MUMBAI - GAIL (India) Ltd will skip medium-term liquefied natural gas (LNG) deals for 2018 as it starts getting supplies from its U.S. portfolio from February, its head of finance said.
"... We used to buy every year one medium-term contract to cater to domestic demand. This year, we are not doing it. So we will be catching that volume from U.S. volumes," Subir Purkayastha told an analyst conference call last week, according to a transcript made available to Reuters on Tuesday.
GAIL, India's biggest natural gas transmission and marketing company, has signed contracts for sourcing up to 5.8 million tonnes of LNG from the United States.
The company is also likely to cut its spot purchases once volumes from the United States begin, Purkayastha said, adding that in 2018 GAIL expects to obtain close to 80 cargoes from the United States.
The company currently sells close to 35 million cubic metres per day (mcmd) of super-cooled gas, of which close to 17 mcmd is procured through medium-term and spot purchases.
India wants to raise the share of natural gas in its energy mix to 15 percent in the next few years from about 6.5 percent now.
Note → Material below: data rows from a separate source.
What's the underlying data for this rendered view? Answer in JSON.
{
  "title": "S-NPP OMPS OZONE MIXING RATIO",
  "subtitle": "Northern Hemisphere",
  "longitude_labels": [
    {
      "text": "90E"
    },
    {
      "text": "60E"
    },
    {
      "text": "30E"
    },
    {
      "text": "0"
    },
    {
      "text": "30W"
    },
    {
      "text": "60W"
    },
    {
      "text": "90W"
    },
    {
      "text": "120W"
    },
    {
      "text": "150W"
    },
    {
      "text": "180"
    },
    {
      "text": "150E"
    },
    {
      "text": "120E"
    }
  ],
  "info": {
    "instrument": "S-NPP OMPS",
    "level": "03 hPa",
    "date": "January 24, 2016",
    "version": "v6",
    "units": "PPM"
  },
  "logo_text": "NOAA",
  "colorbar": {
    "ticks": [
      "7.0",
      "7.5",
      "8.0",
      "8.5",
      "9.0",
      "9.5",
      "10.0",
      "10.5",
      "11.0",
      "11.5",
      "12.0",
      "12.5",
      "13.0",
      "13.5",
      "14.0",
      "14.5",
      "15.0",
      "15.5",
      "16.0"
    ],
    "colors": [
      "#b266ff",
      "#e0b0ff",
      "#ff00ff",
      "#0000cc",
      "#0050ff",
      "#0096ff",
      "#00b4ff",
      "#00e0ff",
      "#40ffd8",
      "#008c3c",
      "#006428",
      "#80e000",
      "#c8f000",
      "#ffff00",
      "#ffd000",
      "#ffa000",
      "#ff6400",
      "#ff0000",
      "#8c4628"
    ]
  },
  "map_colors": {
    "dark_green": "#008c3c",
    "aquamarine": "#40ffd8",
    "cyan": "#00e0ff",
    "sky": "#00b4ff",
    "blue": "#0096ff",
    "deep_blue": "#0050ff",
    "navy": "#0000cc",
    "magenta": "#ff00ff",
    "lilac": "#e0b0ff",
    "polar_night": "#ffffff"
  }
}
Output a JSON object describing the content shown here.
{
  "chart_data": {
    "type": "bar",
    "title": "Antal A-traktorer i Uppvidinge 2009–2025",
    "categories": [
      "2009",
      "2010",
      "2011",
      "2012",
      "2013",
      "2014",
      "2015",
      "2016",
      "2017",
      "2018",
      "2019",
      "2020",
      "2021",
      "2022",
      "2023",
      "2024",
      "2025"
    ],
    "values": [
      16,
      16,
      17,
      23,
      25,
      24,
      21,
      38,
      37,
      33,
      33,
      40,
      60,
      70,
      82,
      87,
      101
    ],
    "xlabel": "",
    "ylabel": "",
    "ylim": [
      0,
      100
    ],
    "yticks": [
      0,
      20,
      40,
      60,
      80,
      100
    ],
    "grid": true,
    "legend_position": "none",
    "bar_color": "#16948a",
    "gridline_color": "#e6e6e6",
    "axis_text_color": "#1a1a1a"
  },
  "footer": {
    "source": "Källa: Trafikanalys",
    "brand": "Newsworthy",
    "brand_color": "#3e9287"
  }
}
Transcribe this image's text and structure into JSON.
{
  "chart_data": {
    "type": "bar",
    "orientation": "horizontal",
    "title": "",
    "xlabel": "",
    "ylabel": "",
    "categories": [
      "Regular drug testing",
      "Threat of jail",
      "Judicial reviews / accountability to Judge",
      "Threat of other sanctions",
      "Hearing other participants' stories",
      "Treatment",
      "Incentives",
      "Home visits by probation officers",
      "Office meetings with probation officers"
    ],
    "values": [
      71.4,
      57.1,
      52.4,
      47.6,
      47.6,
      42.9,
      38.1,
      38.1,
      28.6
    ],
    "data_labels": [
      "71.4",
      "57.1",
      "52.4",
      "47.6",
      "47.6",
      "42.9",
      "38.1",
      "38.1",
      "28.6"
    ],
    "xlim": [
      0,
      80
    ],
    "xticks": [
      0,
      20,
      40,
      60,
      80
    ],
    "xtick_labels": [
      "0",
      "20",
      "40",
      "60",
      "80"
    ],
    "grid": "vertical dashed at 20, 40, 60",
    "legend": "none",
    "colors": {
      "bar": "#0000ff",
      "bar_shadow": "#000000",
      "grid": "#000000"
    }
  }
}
But price-sensitive customers in the South Asian nation forced renegotiation of the price of two long-term LNG deals.
Pricing of U.S. LNG is linked to a formula but other charges including freight to India add an extra $2-$3 per million British thermal units, leading to GAIL scouting for destination, time and volume swap deals.
Purkayastha said GAIL has swapped about 30 percent of its U.S. volumes through destination swaps. The company has kept some U.S. volumes for trading, while selling some through time-swap and direct sales in international markets.
"So for 2018, we are now quite comfortable," he said.
In March, GAIL India signed its first time-swap deal with Swiss trader Gunvor to sell some of its U.S. LNG. It has also sold some of the U.S. volume to Shell
India's gas demand could rise by about 10 percent in 2018/19 from about 140 mcmd now as the country expands capacity of power generation and fertiliser production.
India's oil minister Dharmedra Pradhan asked state-run companies on Tuesday to boost supply of gas and alternate fuels in the states where use of petcoke and furnace oil is banned to cut emissions.
Gas demand in the country will further rise when three new fertiliser plants begin operating in 2020/21 and that would help absorb some of the U.S. LNG, Purkayastha said.